Литмир - Электронная Библиотека

***

На дворе стоял тёплый чудесный месяц май 1901 года, а мой лучший друг, моя нечаянная муза и давний сосед Шерлок Холмс доблестно боролся со своим ежегодным насморком.

Холмс почти никогда не болел, хотя если бы я за ним не приглядывал, он доводил бы себя до полного нервного истощения. Но каждый год из тех, что мы с ним были знакомы, как только устанавливалась тёплая погода, у него регулярно начинался насморк.
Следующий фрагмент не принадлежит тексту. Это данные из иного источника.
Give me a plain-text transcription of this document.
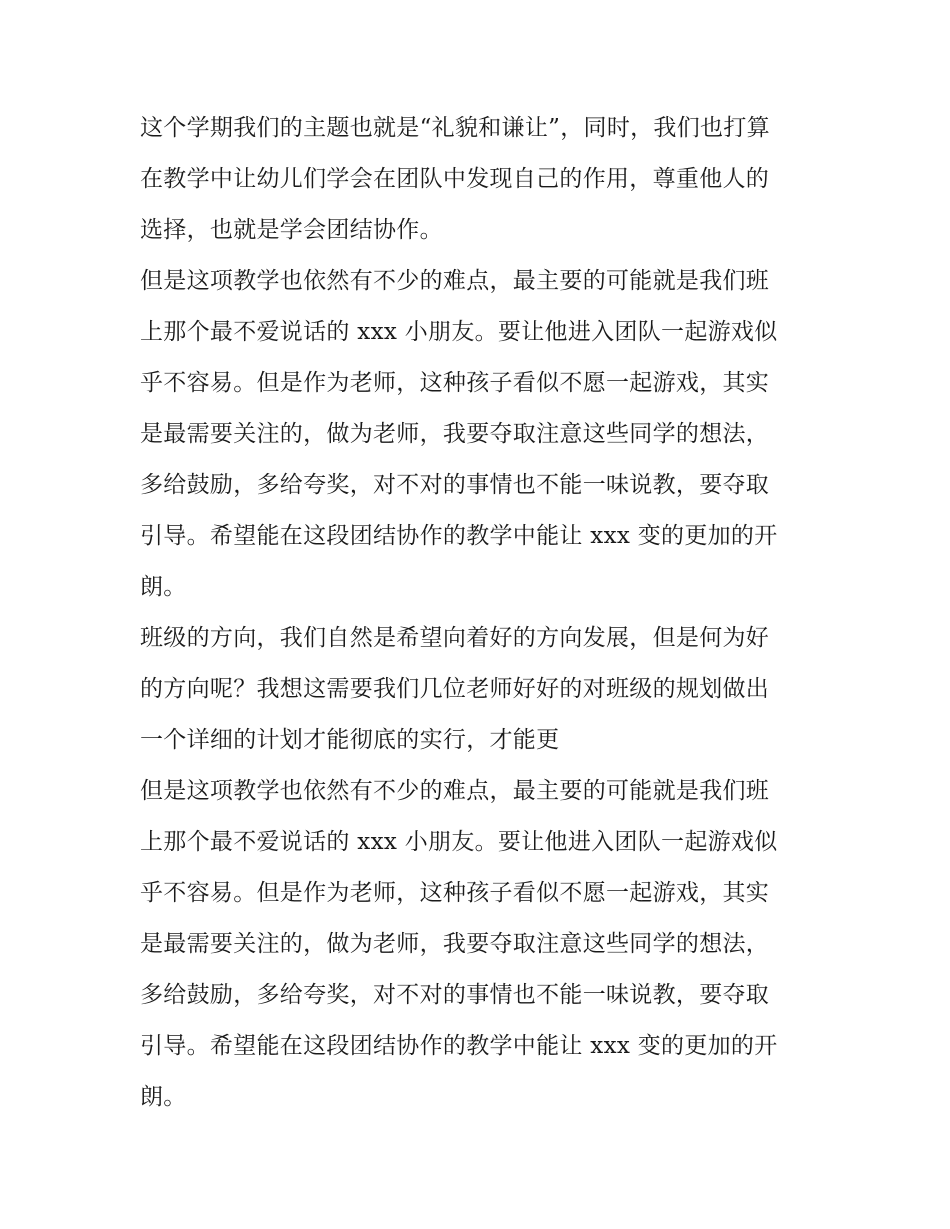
这个学期我们的主题也就是“礼貌和谦让”，同时，我们也打算
在教学中让幼儿们学会在团队中发现自己的作用，尊重他人的
选择，也就是学会团结协作。

但是这项教学也依然有不少的难点，最主要的可能就是我们班
上那个最不爱说话的 xxx 小朋友。要让他进入团队一起游戏似
乎不容易。但是作为老师，这种孩子看似不愿一起游戏，其实
是最需要关注的，做为老师，我要夺取注意这些同学的想法，
多给鼓励，多给夸奖，对不对的事情也不能一味说教，要夺取
引导。希望能在这段团结协作的教学中能让 xxx 变的更加的开
朗。

班级的方向，我们自然是希望向着好的方向发展，但是何为好
的方向呢？我想这需要我们几位老师好好的对班级的规划做出
一个详细的计划才能彻底的实行，才能更

但是这项教学也依然有不少的难点，最主要的可能就是我们班
上那个最不爱说话的 xxx 小朋友。要让他进入团队一起游戏似
乎不容易。但是作为老师，这种孩子看似不愿一起游戏，其实
是最需要关注的，做为老师，我要夺取注意这些同学的想法，
多给鼓励，多给夸奖，对不对的事情也不能一味说教，要夺取
引导。希望能在这段团结协作的教学中能让 xxx 变的更加的开
朗。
В течение первой недели после прихода настоящей весны он начинал прикладывать к носу платок; при этом выражением своего лица он всячески старался показать, что с ним − спасибо, Уотсон − всё в порядке. На третий или четвёртый день ему становилось хуже; его не лихорадило, и он не чувствовал себя настолько плохо, чтобы из-за этого лежать в кровати, но его голос становился хриплым, а к насморку присоединялся кашель. Конечно, я делал всё, что мог: откармливал его с помощью приготовленных миссис Хадсон питательных супов и пудингов, прикладывал к его груди горячие горчичники и предлагал платки. Но несмотря на все усилия насморк не спешил его покидать.

Признаюсь, я отдал бы многое за возможность облегчить его страдания. Поэтому, когда посреди журнальной статьи о так называемых нервных болезнях я нашёл информацию о том, что такие симптомы, как у Холмса, может вызвать пыльца, я испытал чувство, близкое к озарению.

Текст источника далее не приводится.